We did not discuss in class that the models were nude, but I talked about it with my friends. One of the things that amazed me about drawing from models was that I could do so much better with a live reference. A photograph is better than nothing, but a photo doesn't capture all the nuances that you can get from a live model.

A funny thing happened then: my friends started volunteering to pose for me. Nude.

I only asked one of them, a female friend I'd known for a year or two. She was happy to model, first clothed and later nude.

After that, I didn't have to ask anyone: they all offered. And because then as now almost all of my friends were male, everyone who offered was male. Over the course of a couple of years, I had five different male friends who posed live for me at one time or another. A couple of them were artists themselves.

I never posed in return. I can't, now, remember why -- whether I never offered, or whether I offered but no one took me up on it.

But I remember a magic to it that I can't describe. It was neat. To be trusted. To be breaking this taboo that wasn't really a taboo, not in this circumstance.

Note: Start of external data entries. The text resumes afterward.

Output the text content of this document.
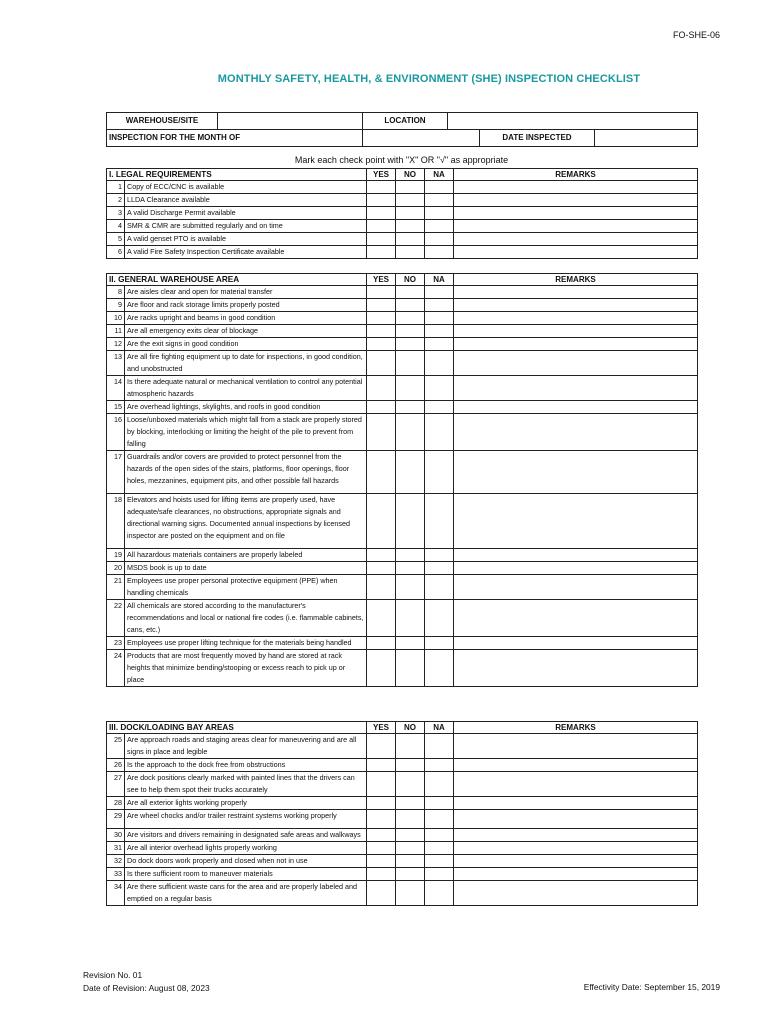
FO-SHE-06
MONTHLY SAFETY, HEALTH, & ENVIRONMENT (SHE) INSPECTION CHECKLIST
WAREHOUSE/SITE		LOCATION	
INSPECTION FOR THE MONTH OF	
		DATE INSPECTED	
Mark each check point with "X" OR "√" as appropriate
I. LEGAL REQUIREMENTS		YES	NO	NA	REMARKS
1	Copy of ECC/CNC is available				
2	LLDA Clearance available				
3	A valid Discharge Permit available				
4	SMR & CMR are submitted regularly and on time				
5	A valid genset PTO is available				
6	A valid Fire Safety Inspection Certificate available				
II. GENERAL WAREHOUSE AREA		YES	NO	NA	REMARKS
8	Are aisles clear and open for material transfer				
9	Are floor and rack storage limits properly posted				
10	Are racks upright and beams in good condition				
11	Are all emergency exits clear of blockage				
12	Are the exit signs in good condition				
13	Are all fire fighting equipment up to date for inspections, in good condition, and unobstructed				
14	Is there adequate natural or mechanical ventilation to control any potential atmospheric hazards				
15	Are overhead lightings, skylights, and roofs in good condition				
16	Loose/unboxed materials which might fall from a stack are properly stored by blocking, interlocking or limiting the height of the pile to prevent from falling				
17	Guardrails and/or covers are provided to protect personnel from the hazards of the open sides of the stairs, platforms, floor openings, floor holes, mezzanines, equipment pits, and other possible fall hazards				
18	Elevators and hoists used for lifting items are properly used, have adequate/safe clearances, no obstructions, appropriate signals and directional warning signs. Documented annual inspections by licensed inspector are posted on the equipment and on file				
19	All hazardous materials containers are properly labeled				
20	MSDS book is up to date				
21	Employees use proper personal protective equipment (PPE) when handling chemicals				
22	All chemicals are stored according to the manufacturer's recommendations and local or national fire codes (i.e. flammable cabinets, cans, etc.)				
23	Employees use proper lifting technique for the materials being handled				
24	Products that are most frequently moved by hand are stored at rack heights that minimize bending/stooping or excess reach to pick up or place				
III. DOCK/LOADING BAY AREAS		YES	NO	NA	REMARKS
25	Are approach roads and staging areas clear for maneuvering and are all signs in place and legible				
26	Is the approach to the dock free from obstructions				
27	Are dock positions clearly marked with painted lines that the drivers can see to help them spot their trucks accurately				
28	Are all exterior lights working properly				
29	Are wheel chocks and/or trailer restraint systems working properly				
30	Are visitors and drivers remaining in designated safe areas and walkways				
31	Are all interior overhead lights properly working				
32	Do dock doors work properly and closed when not in use				
33	Is there sufficient room to maneuver materials				
34	Are there sufficient waste cans for the area and are properly labeled and emptied on a regular basis				
Revision No. 01
Date of Revision: August 08, 2023	Effectivity Date: September 15, 2019
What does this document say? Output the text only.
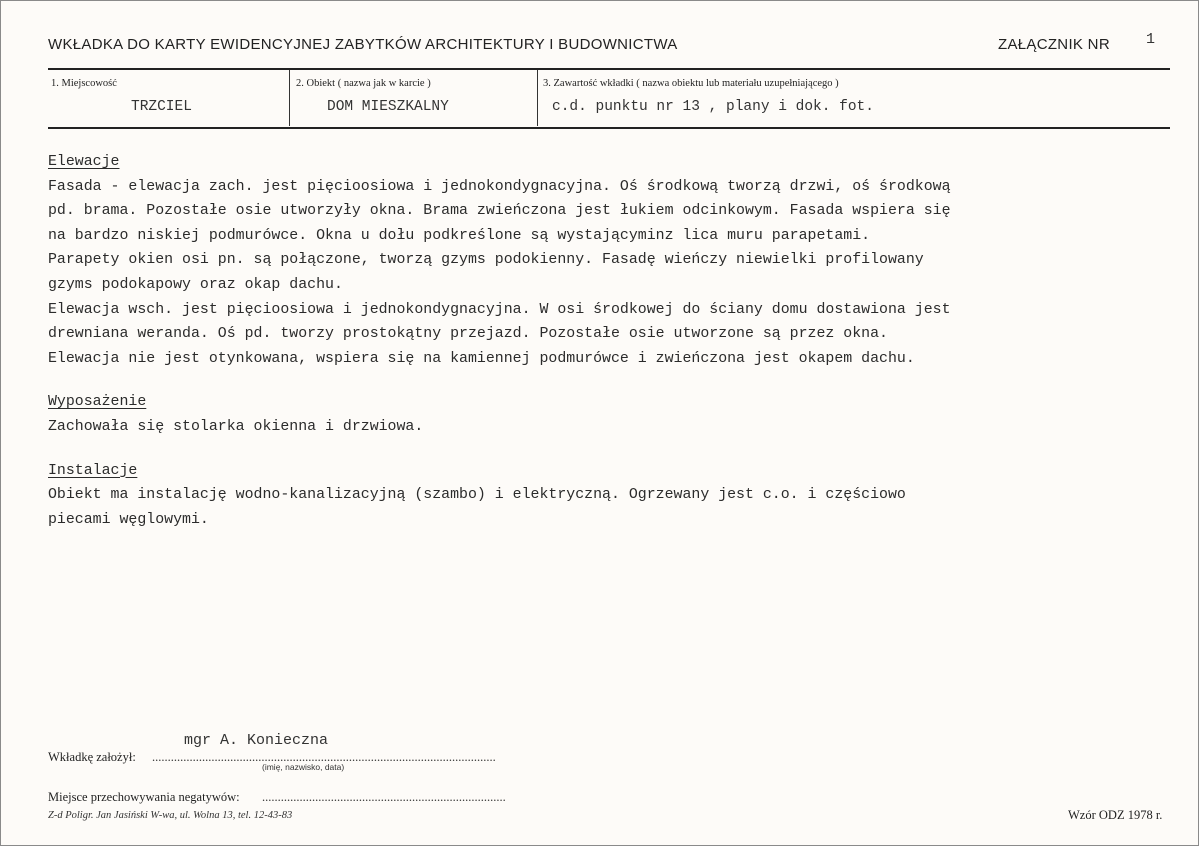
WKŁADKA DO KARTY EWIDENCYJNEJ ZABYTKÓW ARCHITEKTURY I BUDOWNICTWA	ZAŁĄCZNIK NR 1
1. Miejscowość
TRZCIEL
2. Obiekt ( nazwa jak w karcie )
DOM MIESZKALNY
3. Zawartość wkładki ( nazwa obiektu lub materiału uzupełniającego )
c.d. punktu nr 13 , plany i dok. fot.
Elewacje
Fasada - elewacja zach. jest pięcioosiowa i jednokondygnacyjna. Oś środkową tworzą drzwi, oś środkową
pd. brama. Pozostałe osie utworzyły okna. Brama zwieńczona jest łukiem odcinkowym. Fasada wspiera się
na bardzo niskiej podmurówce. Okna u dołu podkreślone są wystającyminz lica muru parapetami.
Parapety okien osi pn. są połączone, tworzą gzyms podokienny. Fasadę wieńczy niewielki profilowany
gzyms podokapowy oraz okap dachu.
Elewacja wsch. jest pięcioosiowa i jednokondygnacyjna. W osi środkowej do ściany domu dostawiona jest
drewniana weranda. Oś pd. tworzy prostokątny przejazd. Pozostałe osie utworzone są przez okna.
Elewacja nie jest otynkowana, wspiera się na kamiennej podmurówce i zwieńczona jest okapem dachu.
Wyposażenie
Zachowała się stolarka okienna i drzwiowa.
Instalacje
Obiekt ma instalację wodno-kanalizacyjną (szambo) i elektryczną. Ogrzewany jest c.o. i częściowo
piecami węglowymi.
mgr A. Konieczna
Wkładkę założył: ..............................................................................................................
(imię, nazwisko, data)
Miejsce przechowywania negatywów: ..............................................................................
Z-d Poligr. Jan Jasiński W-wa, ul. Wolna 13, tel. 12-43-83	Wzór ODZ 1978 r.
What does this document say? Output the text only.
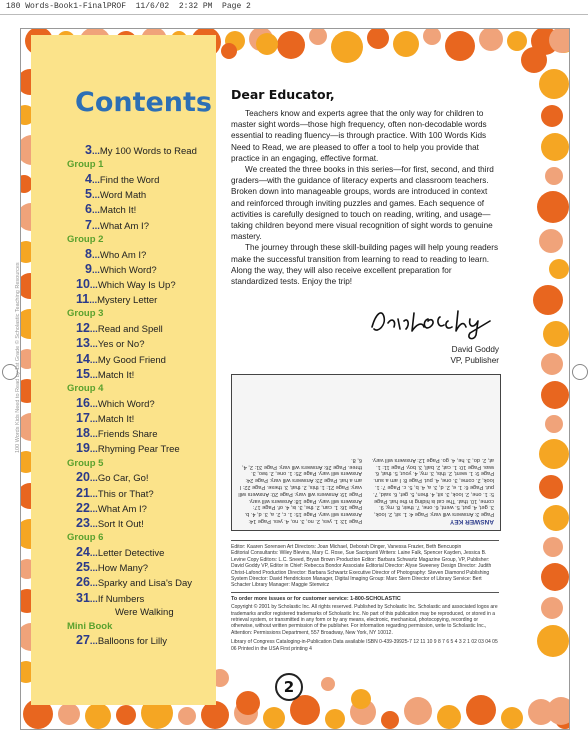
180 Words-Book1-FinalPROF  11/6/02  2:32 PM  Page 2
Contents
3...My 100 Words to Read
Group 1
4...Find the Word
5...Word Math
6...Match It!
7...What Am I?
Group 2
8...Who Am I?
9...Which Word?
10...Which Way Is Up?
11...Mystery Letter
Group 3
12...Read and Spell
13...Yes or No?
14...My Good Friend
15...Match It!
Group 4
16...Which Word?
17...Match It!
18...Friends Share
19...Rhyming Pear Tree
Group 5
20...Go Car, Go!
21...This or That?
22...What Am I?
23...Sort It Out!
Group 6
24...Letter Detective
25...How Many?
26...Sparky and Lisa's Day
31...If Numbers
Were Walking
Mini Book
27...Balloons for Lilly
Dear Educator,

Teachers know and experts agree that the only way for children to master sight words—those high frequency, often non-decodable words essential to reading fluency—is through practice. With 100 Words Kids Need to Read, we are pleased to offer a tool to help you provide that practice in an engaging, effective format.

We created the three books in this series—for first, second, and third graders—with the guidance of literacy experts and classroom teachers. Broken down into manageable groups, words are introduced in context and reinforced through inviting puzzles and games. Each sequence of activities is carefully designed to touch on reading, writing, and usage—taking children beyond mere visual recognition of sight words to genuine mastery.

The journey through these skill-building pages will help young readers make the successful transition from learning to read to reading to learn. Along the way, they will also receive excellent preparation for standardized tests. Enjoy the trip!

David Goddy
VP, Publisher
ANSWER KEY
Page 3: Answers will vary. Page 4: 1. sit, 2. look, 3. get, 4. put, 5. went, 6. one, 7. their, 8. my, 9. come, 10. that. The cat is hiding in the hat. Page 5: 1. one, 2. look, 3. sit, 4. then, 5. get, 6. said, 7. put. Page 6: 1. e, 2. d, 3. a, 4. b, 5. c. Page 7: 1. look, 2. come, 3. one, 4. put. Page 8: I am a sun. Page 9: 1. went, 2. this, 3. my, 4. your, 5. that, 6. was. Page 10: 1. cat, 2. ball, 3. boy. Page 11: 1. at, 2. do, 3. he, 4. go. Page 12: Answers will vary. Page 13: 1. yes, 2. no, 3. no, 4. yes. Page 14: Answers will vary. Page 15: 1. c, 2. a, 3. d, 4. b. Page 16: 1. can, 2. the, 3. is, 4. of. Page 17: Answers will vary. Page 18: Answers will vary. Page 19: Answers will vary. Page 20: Answers will vary. Page 21: 1. this, 2. that, 3. these. Page 22: I am a hat. Page 23: Answers will vary. Page 24: Answers will vary. Page 25: 1. one, 2. two, 3. three. Page 26: Answers will vary. Page 31: 2, 4, 6, 8.
Editor: Kaaren Sorensen Art Directors: Joan Michael, Deborah Dinger, Vanessa Frazier, Beth Bencuopin
Editorial Consultants: Wiley Blevins, Mary C. Rose, Sue Sacripanti Writers: Laine Falk, Spencer Kayden, Jessica B. Levine Copy Editors: L.C. Sneed, Bryan Brown Production Editor: Barbara Schwartz Magazine Group, VP, Publisher: David Goddy VP, Editor in Chief: Rebecca Bondor Associate Editorial Director: Alyse Sweeney Design Director: Judith Christ-Lafond Production Director: Barbara Schwartz Executive Director of Photography: Steven Diamond Publishing System Director: David Hendrickson Manager, Digital Imaging Group: Marc Stern Director of Library Service: Bert Schacter Library Manager: Maggie Stenwicz
To order more issues or for customer service: 1-800-SCHOLASTIC
Copyright © 2001 by Scholastic Inc. All rights reserved. Published by Scholastic Inc. Scholastic and associated logos are trademarks and/or registered trademarks of Scholastic Inc. No part of this publication may be reproduced, or stored in a retrieval system, or transmitted in any form or by any means, electronic, mechanical, photocopying, recording or otherwise, without written permission of the publisher. For information regarding permission, write to Scholastic Inc., Attention: Permissions Department, 557 Broadway, New York, NY 10012.
Library of Congress Cataloging-in-Publication Data available ISBN 0-439-39925-7 12 11 10 9 8 7 6 5 4 3 2 1 02 03 04 05 06 Printed in the USA First printing 4
2
100 Words Kids Need to Read by 1st Grade © Scholastic Teaching Resources
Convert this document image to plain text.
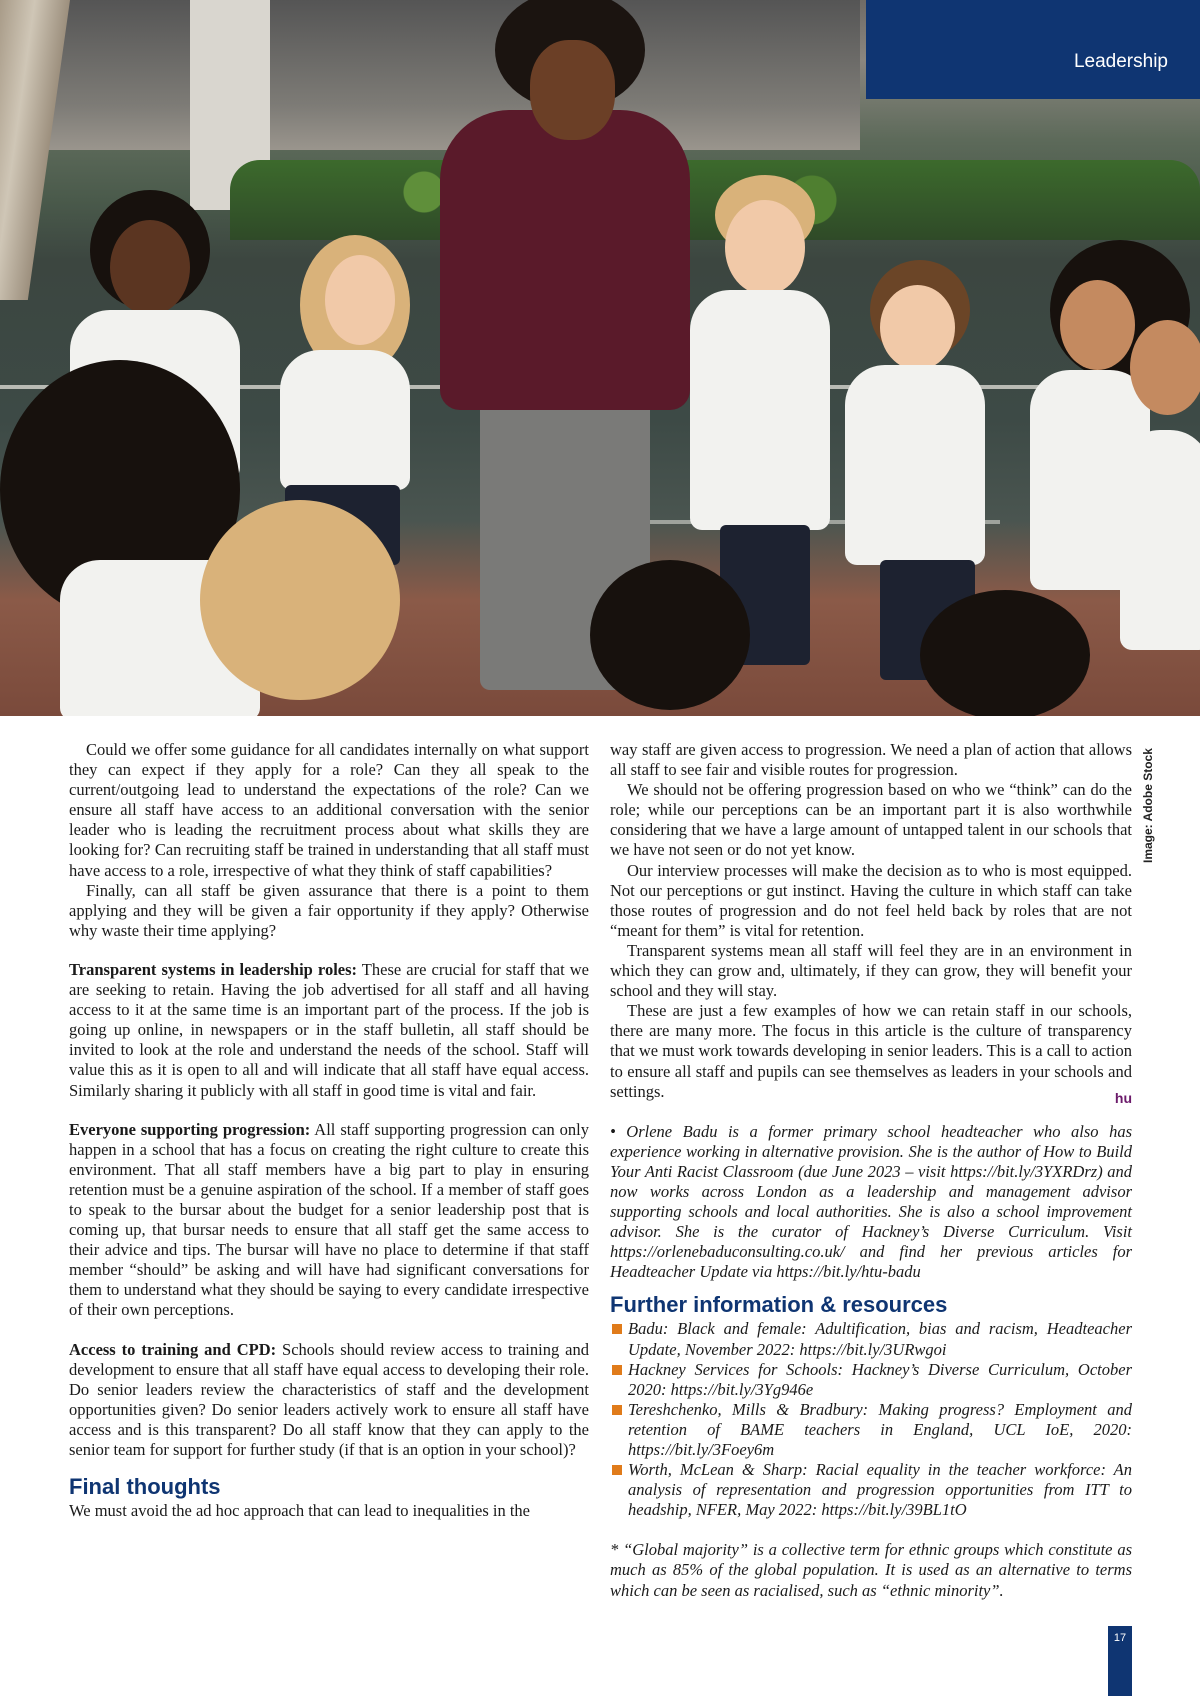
Leadership
Image: Adobe Stock

Could we offer some guidance for all candidates internally on what support they can expect if they apply for a role? Can they all speak to the current/outgoing lead to understand the expectations of the role? Can we ensure all staff have access to an additional conversation with the senior leader who is leading the recruitment process about what skills they are looking for? Can recruiting staff be trained in understanding that all staff must have access to a role, irrespective of what they think of staff capabilities?

Finally, can all staff be given assurance that there is a point to them applying and they will be given a fair opportunity if they apply? Otherwise why waste their time applying?

Transparent systems in leadership roles: These are crucial for staff that we are seeking to retain. Having the job advertised for all staff and all having access to it at the same time is an important part of the process. If the job is going up online, in newspapers or in the staff bulletin, all staff should be invited to look at the role and understand the needs of the school. Staff will value this as it is open to all and will indicate that all staff have equal access. Similarly sharing it publicly with all staff in good time is vital and fair.

Everyone supporting progression: All staff supporting progression can only happen in a school that has a focus on creating the right culture to create this environment. That all staff members have a big part to play in ensuring retention must be a genuine aspiration of the school. If a member of staff goes to speak to the bursar about the budget for a senior leadership post that is coming up, that bursar needs to ensure that all staff get the same access to their advice and tips. The bursar will have no place to determine if that staff member “should” be asking and will have had significant conversations for them to understand what they should be saying to every candidate irrespective of their own perceptions.

Access to training and CPD: Schools should review access to training and development to ensure that all staff have equal access to developing their role. Do senior leaders review the characteristics of staff and the development opportunities given? Do senior leaders actively work to ensure all staff have access and is this transparent? Do all staff know that they can apply to the senior team for support for further study (if that is an option in your school)?

Final thoughts

We must avoid the ad hoc approach that can lead to inequalities in the

way staff are given access to progression. We need a plan of action that allows all staff to see fair and visible routes for progression.

We should not be offering progression based on who we “think” can do the role; while our perceptions can be an important part it is also worthwhile considering that we have a large amount of untapped talent in our schools that we have not seen or do not yet know.

Our interview processes will make the decision as to who is most equipped. Not our perceptions or gut instinct. Having the culture in which staff can take those routes of progression and do not feel held back by roles that are not “meant for them” is vital for retention.

Transparent systems mean all staff will feel they are in an environment in which they can grow and, ultimately, if they can grow, they will benefit your school and they will stay.

These are just a few examples of how we can retain staff in our schools, there are many more. The focus in this article is the culture of transparency that we must work towards developing in senior leaders. This is a call to action to ensure all staff and pupils can see themselves as leaders in your schools and settings.	hu

• Orlene Badu is a former primary school headteacher who also has experience working in alternative provision. She is the author of How to Build Your Anti Racist Classroom (due June 2023 – visit https://bit.ly/3YXRDrz) and now works across London as a leadership and management advisor supporting schools and local authorities. She is also a school improvement advisor. She is the curator of Hackney’s Diverse Curriculum. Visit https://orlenebaduconsulting.co.uk/ and find her previous articles for Headteacher Update via https://bit.ly/htu-badu

Further information & resources
Badu: Black and female: Adultification, bias and racism, Headteacher Update, November 2022: https://bit.ly/3URwgoi
Hackney Services for Schools: Hackney’s Diverse Curriculum, October 2020: https://bit.ly/3Yg946e
Tereshchenko, Mills & Bradbury: Making progress? Employment and retention of BAME teachers in England, UCL IoE, 2020: https://bit.ly/3Foey6m
Worth, McLean & Sharp: Racial equality in the teacher workforce: An analysis of representation and progression opportunities from ITT to headship, NFER, May 2022: https://bit.ly/39BL1tO

* “Global majority” is a collective term for ethnic groups which constitute as much as 85% of the global population. It is used as an alternative to terms which can be seen as racialised, such as “ethnic minority”.

17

But that was still what made it special: that the taboo existed. If I lived in a country of nudists, drawing nudes would still be just as artistically challenging and interesting. But it would no longer be an act of the same intimacy, not with the same intensity.

Sometimes I think that is half the point to certain taboos. Not because violating the taboo is bad, in itself. But because breaking it ought to have weight, ought to be made special and magical.

Not to make sure that the taboo is always maintained, but to make sure that when it is, the wonder and awe of it is appreciated. Is making it taboo in the first place the only way to be sure of that? I don't know.